Every dataset used in this study is composed of several object classes, for each of which a set of RGB-D test images are provided with ground truth 6D object poses. The collected datasets mainly differ from the point of the challenges that they involve (see Table 1).

Viewpoint (VP) + Clutter (C). Every dataset involves the test scenes in which objects of interest are located at varying viewpoints and cluttered backgrounds.

VP + C + Texture-less (TL). Test scenes in the LINEMOD [5] dataset involve texture-less objects at varying viewpoints with cluttered backgrounds. There are 15 objects, for each of which more than 1100 real images are recorded. The sequences provide views from 0–360\(^\circ \) around the object, 0–90\(^\circ \) degree tilt rotation, in-plane rotation, and 650 mm–1150 mm object distance.

VP + C + TL + Occlusion (O) + Multiple Instance (MI). Occlusion is one of the main challenges that makes the datasets more difficult for the task of object detection and 6D pose estimation. In addition to close and far range 2D and 3D clutter, testing sequences of the Multiple-Instance (MULT-I) dataset [6] contain foreground occlusions and multiple object instances. In total, there are approximately 2000 real images of 6 different objects, which are located at the range of 600 mm–1200 mm. The testing images are sampled to produce sequences that are uniformly distributed in the pose space by [\(0^{\circ }\)\(360^{\circ }\)], [\(-80^{\circ }\)\(80^{\circ }\)], and [\(-70^{\circ }\)\(70^{\circ }\)] in the yaw, roll, and pitch angles, respectively.

VP + C + TL + Severe Occlusion (SO). Occlusion, clutter, texture-less objects, and change in viewpoint are the most well-known challenges that could successfully be dealt with the state-of-the-art 6D object detectors. However, heavy existence of these challenges severely degrades the performance of 6D object detectors. Occlusion (OCC) dataset [7] is one of the most difficult datasets in which one can observe up to 70–80% occluded objects. OCC includes the extended ground truth annotations of LINEMOD: in each test scene of the LINEMOD [5] dataset, various objects are present, but only ground truth poses for one object are given. Brachmann et al. [7] form OCC considering the images of one scene (benchvise) and annotating the poses of 8 additional objects.

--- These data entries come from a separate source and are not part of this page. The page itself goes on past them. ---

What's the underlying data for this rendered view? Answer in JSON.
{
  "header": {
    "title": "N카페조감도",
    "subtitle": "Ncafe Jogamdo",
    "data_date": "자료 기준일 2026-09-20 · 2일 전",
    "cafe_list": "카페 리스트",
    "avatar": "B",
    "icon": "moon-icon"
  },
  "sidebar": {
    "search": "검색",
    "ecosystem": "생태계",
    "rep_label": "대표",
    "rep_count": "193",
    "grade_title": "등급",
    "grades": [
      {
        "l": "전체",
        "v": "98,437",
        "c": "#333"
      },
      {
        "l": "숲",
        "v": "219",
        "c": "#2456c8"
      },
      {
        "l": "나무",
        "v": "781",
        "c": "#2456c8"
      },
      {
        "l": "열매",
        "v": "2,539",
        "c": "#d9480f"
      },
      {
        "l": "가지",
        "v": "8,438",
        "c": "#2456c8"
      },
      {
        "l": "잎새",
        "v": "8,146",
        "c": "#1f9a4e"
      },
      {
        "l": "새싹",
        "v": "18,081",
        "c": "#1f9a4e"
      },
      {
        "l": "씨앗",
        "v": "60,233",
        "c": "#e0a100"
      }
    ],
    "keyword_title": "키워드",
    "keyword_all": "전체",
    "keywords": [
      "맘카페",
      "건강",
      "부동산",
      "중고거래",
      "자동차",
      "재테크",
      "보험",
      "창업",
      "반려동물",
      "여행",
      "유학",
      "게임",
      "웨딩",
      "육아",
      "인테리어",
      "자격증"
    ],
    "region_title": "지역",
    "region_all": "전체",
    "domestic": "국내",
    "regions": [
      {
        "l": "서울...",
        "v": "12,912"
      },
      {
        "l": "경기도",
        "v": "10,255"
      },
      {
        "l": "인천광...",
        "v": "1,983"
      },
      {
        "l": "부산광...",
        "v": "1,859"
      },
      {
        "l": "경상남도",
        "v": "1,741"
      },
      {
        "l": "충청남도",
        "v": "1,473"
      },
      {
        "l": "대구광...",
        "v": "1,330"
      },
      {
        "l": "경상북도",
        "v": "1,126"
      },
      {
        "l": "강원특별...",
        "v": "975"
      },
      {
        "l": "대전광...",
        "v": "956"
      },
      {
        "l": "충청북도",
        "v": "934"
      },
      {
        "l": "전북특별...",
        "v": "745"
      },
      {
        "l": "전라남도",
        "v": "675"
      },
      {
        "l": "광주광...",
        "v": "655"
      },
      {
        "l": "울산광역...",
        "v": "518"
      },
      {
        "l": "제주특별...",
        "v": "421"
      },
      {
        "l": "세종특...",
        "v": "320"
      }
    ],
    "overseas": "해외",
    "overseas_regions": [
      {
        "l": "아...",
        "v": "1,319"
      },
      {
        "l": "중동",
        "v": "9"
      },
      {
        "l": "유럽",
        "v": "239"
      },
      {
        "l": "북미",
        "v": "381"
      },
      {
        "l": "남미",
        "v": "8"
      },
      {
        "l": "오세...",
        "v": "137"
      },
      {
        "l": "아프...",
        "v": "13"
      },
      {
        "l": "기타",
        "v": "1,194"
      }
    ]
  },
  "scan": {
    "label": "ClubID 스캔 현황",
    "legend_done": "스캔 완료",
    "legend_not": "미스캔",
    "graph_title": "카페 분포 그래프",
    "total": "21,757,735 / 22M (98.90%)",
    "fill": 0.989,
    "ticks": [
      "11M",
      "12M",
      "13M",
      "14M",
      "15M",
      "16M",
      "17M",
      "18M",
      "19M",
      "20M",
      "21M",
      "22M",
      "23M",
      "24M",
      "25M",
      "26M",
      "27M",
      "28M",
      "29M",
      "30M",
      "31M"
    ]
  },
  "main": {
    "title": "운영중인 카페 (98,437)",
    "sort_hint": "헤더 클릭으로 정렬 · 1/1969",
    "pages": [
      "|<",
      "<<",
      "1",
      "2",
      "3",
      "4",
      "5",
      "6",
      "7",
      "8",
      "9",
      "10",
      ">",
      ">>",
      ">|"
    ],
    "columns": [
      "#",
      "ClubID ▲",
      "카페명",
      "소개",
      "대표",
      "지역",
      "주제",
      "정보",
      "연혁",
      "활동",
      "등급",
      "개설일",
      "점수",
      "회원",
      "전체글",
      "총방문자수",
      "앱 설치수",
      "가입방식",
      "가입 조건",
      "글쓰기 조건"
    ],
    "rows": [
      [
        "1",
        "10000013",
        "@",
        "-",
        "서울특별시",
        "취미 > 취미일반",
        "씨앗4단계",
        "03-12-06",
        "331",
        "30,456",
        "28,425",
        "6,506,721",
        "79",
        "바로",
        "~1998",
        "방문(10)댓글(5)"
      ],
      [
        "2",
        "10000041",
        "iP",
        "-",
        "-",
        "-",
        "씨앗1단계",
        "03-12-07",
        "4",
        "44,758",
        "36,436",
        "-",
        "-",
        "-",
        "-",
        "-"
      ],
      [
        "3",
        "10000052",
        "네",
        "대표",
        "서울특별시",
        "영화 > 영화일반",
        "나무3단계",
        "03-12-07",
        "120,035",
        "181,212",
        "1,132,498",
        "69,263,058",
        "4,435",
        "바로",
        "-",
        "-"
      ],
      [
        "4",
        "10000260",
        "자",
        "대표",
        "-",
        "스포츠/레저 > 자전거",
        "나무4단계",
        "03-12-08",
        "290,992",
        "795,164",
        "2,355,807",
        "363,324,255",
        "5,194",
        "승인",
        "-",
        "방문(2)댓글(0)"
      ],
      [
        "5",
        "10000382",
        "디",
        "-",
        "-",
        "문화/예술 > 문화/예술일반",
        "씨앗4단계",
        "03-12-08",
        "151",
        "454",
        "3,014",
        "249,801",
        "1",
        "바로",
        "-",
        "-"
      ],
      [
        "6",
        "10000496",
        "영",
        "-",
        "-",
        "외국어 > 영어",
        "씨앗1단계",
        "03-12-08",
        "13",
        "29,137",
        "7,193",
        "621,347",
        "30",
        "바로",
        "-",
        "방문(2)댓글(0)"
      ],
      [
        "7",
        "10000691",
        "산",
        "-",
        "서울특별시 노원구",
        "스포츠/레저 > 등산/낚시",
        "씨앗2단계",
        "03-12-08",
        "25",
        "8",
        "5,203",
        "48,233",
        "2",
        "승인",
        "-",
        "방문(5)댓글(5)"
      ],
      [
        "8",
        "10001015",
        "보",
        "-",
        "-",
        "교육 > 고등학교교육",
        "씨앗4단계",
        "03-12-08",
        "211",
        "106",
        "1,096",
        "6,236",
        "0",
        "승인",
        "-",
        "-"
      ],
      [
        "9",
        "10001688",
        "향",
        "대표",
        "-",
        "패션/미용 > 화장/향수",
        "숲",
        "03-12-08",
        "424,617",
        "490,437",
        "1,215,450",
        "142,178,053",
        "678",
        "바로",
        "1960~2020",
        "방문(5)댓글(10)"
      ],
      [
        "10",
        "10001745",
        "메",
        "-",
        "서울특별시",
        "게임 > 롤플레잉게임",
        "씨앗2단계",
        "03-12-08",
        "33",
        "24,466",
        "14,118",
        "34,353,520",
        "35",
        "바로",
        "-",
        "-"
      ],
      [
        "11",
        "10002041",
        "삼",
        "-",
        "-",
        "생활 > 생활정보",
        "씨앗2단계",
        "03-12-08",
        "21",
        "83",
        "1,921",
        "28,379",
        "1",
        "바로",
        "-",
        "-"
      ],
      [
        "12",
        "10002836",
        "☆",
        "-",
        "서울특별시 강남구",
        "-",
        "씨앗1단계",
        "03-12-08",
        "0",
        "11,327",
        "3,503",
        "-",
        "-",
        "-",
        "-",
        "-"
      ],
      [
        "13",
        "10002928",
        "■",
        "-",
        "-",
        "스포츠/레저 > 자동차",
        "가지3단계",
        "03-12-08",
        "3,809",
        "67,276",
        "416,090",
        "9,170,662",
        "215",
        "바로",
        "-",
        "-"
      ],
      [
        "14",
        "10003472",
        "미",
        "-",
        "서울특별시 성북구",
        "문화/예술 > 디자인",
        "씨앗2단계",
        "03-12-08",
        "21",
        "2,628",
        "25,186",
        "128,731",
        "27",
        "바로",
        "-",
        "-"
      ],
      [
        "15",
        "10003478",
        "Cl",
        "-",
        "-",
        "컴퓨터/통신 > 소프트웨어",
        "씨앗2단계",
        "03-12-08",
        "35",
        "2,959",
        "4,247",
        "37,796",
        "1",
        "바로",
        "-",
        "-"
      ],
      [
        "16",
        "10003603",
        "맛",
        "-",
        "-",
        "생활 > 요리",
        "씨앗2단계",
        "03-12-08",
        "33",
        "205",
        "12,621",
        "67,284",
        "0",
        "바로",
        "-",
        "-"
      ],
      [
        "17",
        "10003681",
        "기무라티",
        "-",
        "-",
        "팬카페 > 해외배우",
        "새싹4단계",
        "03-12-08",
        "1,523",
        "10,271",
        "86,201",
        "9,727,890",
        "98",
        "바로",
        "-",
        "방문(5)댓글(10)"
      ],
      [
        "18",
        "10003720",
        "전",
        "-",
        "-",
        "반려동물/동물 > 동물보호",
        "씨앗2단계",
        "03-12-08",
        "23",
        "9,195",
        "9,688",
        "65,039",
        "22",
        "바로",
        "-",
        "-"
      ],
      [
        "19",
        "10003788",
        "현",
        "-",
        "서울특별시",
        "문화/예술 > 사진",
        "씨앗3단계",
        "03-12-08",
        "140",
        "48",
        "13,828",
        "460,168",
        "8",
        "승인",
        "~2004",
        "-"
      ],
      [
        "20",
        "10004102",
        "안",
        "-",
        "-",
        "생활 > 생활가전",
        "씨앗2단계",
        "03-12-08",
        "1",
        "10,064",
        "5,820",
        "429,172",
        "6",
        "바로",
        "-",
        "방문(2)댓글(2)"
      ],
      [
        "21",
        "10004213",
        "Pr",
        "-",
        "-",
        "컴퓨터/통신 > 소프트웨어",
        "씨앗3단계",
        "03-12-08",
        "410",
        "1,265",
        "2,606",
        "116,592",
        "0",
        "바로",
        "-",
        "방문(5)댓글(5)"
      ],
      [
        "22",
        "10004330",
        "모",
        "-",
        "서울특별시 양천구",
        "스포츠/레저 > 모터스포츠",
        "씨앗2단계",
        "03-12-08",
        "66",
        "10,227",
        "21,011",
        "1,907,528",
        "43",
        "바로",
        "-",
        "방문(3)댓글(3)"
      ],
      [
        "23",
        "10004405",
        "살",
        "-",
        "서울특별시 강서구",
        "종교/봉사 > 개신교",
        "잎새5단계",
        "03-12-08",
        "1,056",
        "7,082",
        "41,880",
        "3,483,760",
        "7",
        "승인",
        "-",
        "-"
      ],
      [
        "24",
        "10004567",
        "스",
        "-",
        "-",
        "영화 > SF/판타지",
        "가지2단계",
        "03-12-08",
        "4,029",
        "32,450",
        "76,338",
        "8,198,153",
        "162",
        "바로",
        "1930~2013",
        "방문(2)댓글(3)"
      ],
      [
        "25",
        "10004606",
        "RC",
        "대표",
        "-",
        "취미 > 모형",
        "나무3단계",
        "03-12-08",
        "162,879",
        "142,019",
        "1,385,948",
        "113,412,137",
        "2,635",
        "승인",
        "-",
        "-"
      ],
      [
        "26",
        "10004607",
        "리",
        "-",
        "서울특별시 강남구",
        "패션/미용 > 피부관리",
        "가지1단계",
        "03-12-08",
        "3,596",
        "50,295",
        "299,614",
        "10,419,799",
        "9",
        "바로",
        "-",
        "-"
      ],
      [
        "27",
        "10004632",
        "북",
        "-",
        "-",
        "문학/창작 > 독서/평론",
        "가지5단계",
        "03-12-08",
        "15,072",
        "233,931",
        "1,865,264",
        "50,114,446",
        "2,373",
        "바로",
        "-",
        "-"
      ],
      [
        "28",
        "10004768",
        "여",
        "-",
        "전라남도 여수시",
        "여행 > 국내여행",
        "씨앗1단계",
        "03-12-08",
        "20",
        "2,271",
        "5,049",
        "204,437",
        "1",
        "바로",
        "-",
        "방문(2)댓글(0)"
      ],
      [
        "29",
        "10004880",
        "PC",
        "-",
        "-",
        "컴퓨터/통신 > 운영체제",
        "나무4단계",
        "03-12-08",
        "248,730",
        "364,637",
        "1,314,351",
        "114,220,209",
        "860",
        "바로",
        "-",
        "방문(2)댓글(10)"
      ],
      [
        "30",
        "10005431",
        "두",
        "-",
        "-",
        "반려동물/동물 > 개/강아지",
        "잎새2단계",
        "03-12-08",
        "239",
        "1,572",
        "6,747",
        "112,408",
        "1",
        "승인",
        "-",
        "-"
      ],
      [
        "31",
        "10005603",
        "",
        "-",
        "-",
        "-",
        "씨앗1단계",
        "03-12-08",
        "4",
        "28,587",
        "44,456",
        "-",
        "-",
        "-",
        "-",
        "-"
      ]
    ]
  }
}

VP + SC + SO + MI + Bin Picking (BP). In bin-picking scenarios, multiple instances of the objects of interest are arbitrarily stocked in a bin, and hence, the objects are inherently subjected to severe occlusion and severe clutter. Bin-Picking (BIN-P) dataset [11] is created to reflect such challenges found in industrial settings. It includes 183 test images of 2 textured objects under varying viewpoints.

VP + C + TL + O + MI + Similar Looking Distractors (SLD). Similar-looking distractor(s) along with similar looking object classes involved in the datasets strongly confuse recognition systems causing a lack of discriminative selection of shape features. Unlike the above-mentioned datasets and their corresponding challenges, the T-LESS [12] dataset particularly focuses on this problem. The RGB-D images of the objects located on a table are captured at different viewpoints covering 360\(^{\circ }\) rotation, and various object arrangements generate occlusion. Out-of-training objects, similar looking distractors (planar surfaces), and similar looking objects cause 6 DoF methods to produce many false positives, particularly affecting the depth modality features. T-LESS has 30 texture-less industry-relevant objects, and 20 different test scenes, each of which consists of 504 test images.

4 Baselines

State-of-the-art baselines for 6D object pose estimation address the challenges studied in Sect. 3, however, the architectures used differ between the baselines. In this section, we analyse 6D object pose estimators architecture-wise.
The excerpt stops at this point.